Крутобедрая Анжелика уже полчаса сгоняла шваброй с посудного шкафа черную кошку, которая, не меняя истомной позы, изредка тюкала швабру ленивым шлепком пухлой лапки.
Искусственный плющ под потолком, одинокая голая веточка в длинной вазе и замасленное меню со страницами, упакованными в целлофановые конверты
— Геть оттуда, пока из тебя крабовый ролл не сделали! — верещала Анжелика.
За столиком развалился Аскер, поглаживая обширный живот под засаленным белым халатом. Быстрым взглядом человека, привычного к разделке разнообразных туш, он оценил потенциал упитанной кошки:
— Крабовый ролл из нее не получится. Вот ролл с тунцом — можно.
— Я полдня эти шкафы мыла, а она сейчас туда яйца свои отложит! — причитала Анжелика.
Мы обедали у Анжелики с Серегой Млечиным — самым известным оператором Краснодара. Снимал Серега довольно посредственно, но зато был улучшенной тридцатилетней копией Влада Сташевского — несколько более мужественной и поэтому более качественной, чем сам Влад Сташевский.
— Что есть съедобное? — спросил Серега, брезгливо оглядывая меню.
— Честно говоря, лучше за хот-догом в ларек сбегай, — равнодушно ответил Аскер.
— А суши-то есть? — спросила я.
— Сушей нету, сушист палец себе отрезал, — ответила Анжелика.
— А это кто? — спросил Серега, бросив прищуренный взгляд на Аскера.
— Сусушист.
— Кто???
— Сусушист! Помощник сушиста. Не боись, через две недели будут тебе самые сочные суши, — томно ответила Анжелика, низко нагнув над Серегой увесистое декольте.
— Через две недели палец вырастет обратно? — спросил бледный до синевы петербуржец Серега, всегда утомленный этим испепеляющим городом и его знойными женщинами.

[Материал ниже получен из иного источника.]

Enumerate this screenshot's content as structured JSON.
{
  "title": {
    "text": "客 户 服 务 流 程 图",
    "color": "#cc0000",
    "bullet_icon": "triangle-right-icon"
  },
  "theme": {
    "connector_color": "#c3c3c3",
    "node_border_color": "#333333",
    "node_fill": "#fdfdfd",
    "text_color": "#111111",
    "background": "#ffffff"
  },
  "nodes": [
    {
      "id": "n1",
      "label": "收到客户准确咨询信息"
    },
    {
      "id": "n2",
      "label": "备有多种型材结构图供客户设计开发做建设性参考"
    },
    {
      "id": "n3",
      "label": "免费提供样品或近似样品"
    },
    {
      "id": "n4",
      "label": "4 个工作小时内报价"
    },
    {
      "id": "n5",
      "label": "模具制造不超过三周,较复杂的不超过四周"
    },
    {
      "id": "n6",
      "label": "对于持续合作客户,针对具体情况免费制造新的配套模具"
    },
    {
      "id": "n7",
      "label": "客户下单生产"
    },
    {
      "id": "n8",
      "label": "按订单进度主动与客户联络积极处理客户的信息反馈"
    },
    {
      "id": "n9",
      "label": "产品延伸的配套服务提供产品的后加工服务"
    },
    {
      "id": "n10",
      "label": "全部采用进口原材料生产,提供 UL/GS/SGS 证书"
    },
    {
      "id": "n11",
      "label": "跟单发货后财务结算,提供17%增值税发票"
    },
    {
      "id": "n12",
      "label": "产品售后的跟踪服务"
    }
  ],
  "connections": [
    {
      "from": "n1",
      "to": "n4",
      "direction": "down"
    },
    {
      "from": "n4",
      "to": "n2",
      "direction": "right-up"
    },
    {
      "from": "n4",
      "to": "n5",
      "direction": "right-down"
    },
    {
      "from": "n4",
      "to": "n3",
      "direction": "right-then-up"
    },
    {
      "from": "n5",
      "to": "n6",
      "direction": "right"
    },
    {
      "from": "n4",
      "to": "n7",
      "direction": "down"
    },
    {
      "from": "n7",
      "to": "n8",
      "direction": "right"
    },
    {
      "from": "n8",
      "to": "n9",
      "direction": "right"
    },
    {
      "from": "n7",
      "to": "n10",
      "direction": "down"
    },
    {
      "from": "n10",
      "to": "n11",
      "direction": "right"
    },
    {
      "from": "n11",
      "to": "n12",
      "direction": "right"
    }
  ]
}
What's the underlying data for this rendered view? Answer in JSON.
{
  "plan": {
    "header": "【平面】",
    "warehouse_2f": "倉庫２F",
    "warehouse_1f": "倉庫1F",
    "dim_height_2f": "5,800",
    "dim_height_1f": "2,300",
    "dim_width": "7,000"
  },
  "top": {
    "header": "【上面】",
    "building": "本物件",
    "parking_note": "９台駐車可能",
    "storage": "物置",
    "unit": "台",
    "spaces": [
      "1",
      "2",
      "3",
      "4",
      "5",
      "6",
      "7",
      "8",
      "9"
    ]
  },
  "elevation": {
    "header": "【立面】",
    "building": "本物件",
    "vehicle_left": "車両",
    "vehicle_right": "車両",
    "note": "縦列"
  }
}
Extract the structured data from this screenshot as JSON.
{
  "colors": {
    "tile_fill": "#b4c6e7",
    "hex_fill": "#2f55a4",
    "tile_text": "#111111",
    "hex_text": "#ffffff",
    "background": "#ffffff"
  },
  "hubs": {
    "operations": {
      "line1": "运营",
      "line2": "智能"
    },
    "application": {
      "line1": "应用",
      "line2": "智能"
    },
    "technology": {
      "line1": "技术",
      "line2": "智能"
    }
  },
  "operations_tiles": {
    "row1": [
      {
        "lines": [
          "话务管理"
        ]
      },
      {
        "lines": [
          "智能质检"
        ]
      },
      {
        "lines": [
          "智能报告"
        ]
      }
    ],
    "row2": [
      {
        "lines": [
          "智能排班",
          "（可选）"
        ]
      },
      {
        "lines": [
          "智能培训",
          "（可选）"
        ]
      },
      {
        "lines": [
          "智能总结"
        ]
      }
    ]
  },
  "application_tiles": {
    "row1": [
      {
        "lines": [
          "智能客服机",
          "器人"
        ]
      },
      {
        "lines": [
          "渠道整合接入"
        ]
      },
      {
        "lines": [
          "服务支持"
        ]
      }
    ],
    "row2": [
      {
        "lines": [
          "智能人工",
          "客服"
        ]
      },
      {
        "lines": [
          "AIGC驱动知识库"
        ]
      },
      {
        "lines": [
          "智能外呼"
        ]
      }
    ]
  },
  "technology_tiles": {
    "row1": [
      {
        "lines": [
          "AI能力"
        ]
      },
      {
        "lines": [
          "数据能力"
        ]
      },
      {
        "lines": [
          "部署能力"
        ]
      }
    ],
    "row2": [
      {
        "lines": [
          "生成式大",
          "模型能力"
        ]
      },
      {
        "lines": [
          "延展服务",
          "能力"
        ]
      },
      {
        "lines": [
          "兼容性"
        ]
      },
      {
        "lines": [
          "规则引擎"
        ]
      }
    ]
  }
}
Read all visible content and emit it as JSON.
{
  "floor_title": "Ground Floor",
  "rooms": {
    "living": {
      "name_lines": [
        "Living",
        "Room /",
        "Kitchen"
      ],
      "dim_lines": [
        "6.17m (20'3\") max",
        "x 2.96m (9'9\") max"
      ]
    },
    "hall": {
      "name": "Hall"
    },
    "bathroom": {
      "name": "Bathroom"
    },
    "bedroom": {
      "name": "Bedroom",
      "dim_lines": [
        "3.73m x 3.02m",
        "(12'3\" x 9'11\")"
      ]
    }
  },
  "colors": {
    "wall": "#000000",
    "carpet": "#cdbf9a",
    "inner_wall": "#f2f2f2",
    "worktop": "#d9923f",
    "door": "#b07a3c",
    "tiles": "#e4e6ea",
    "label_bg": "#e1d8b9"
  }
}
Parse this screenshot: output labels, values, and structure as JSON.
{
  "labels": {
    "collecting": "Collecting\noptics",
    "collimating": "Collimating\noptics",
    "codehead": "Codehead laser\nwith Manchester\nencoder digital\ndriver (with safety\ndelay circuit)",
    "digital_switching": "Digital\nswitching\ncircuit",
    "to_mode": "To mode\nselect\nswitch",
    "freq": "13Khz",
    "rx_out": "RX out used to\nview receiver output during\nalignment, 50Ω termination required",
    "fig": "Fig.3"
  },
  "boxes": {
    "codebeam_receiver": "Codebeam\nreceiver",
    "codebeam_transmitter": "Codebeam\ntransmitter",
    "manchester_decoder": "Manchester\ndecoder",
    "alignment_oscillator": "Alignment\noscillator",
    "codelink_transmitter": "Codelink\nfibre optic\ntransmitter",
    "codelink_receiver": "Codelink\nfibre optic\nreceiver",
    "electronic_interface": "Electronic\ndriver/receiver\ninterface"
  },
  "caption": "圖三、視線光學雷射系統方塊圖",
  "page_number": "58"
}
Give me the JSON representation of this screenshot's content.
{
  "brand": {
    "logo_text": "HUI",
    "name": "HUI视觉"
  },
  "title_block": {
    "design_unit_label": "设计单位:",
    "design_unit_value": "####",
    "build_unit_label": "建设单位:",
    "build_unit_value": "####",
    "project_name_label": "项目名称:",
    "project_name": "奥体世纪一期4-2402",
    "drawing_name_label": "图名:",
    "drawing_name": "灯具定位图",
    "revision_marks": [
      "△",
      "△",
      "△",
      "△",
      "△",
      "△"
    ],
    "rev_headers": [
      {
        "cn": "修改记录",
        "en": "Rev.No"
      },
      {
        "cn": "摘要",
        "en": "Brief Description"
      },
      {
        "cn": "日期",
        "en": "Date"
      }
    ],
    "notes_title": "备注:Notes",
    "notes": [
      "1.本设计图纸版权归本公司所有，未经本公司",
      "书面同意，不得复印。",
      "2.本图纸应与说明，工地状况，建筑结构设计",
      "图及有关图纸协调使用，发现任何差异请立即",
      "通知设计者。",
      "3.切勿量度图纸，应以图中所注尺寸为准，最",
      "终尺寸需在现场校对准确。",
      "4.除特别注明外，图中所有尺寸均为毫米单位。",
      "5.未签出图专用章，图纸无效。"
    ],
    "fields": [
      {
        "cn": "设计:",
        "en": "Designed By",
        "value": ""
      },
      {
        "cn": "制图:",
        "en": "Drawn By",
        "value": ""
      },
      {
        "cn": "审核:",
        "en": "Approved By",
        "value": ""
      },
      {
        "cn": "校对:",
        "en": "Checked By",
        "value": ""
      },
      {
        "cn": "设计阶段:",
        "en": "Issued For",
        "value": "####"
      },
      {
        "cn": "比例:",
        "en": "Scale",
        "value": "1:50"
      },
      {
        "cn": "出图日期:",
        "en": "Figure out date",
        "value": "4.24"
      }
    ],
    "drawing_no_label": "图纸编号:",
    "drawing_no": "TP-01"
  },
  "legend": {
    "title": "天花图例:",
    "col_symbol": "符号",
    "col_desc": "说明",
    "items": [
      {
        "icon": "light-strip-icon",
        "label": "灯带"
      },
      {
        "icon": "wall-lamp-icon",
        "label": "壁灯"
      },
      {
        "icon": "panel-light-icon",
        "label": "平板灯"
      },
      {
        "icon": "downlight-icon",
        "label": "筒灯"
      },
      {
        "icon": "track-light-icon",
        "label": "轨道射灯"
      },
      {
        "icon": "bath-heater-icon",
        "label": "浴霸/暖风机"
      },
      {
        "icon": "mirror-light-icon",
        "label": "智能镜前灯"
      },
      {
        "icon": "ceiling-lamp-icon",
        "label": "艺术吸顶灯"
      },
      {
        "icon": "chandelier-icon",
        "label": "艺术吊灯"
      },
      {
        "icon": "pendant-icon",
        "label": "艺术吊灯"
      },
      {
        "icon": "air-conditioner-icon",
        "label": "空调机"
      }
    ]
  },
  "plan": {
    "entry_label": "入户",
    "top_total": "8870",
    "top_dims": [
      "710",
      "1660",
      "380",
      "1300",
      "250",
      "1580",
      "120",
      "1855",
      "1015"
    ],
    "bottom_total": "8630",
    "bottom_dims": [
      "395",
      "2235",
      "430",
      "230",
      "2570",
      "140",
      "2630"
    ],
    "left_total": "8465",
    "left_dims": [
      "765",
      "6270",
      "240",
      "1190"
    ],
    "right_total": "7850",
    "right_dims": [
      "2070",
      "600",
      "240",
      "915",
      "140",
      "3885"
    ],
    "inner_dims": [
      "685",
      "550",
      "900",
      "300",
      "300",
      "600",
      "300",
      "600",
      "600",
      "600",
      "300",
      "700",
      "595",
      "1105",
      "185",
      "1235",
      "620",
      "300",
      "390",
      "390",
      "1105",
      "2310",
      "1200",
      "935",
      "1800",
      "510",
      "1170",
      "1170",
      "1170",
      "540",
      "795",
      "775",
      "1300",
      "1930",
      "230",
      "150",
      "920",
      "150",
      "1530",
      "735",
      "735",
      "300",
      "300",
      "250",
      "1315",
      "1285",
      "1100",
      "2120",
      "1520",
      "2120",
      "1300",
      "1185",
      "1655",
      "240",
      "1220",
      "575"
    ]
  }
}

Только в нашей малюсенькой телекомпании на одного Серегу было шесть журналисток — в среднем возрасте девятнадцать лет и два месяца, — и каждая полагала, что родилась для больших голубых экранов или, на худой конец, для маленьких силиконовых штучек, которые вставляют в ухо телеведущим. Но пока мы дневали и ночевали в сонной монтажке крошечной телекомпании, втиснутой новым мэром в полуподвал прямо напротив кожвендиспансера, в потной монтажке, которую никто никогда не проветривал, в сладкой монтажке, где угрюмо синел старинный компьютер, зависавший иногда на целые сутки — по ночам, ожидая, пока он отвиснет, мы пили пластиковый джин-тоник и от нечего делать по очереди целовались с Серегой.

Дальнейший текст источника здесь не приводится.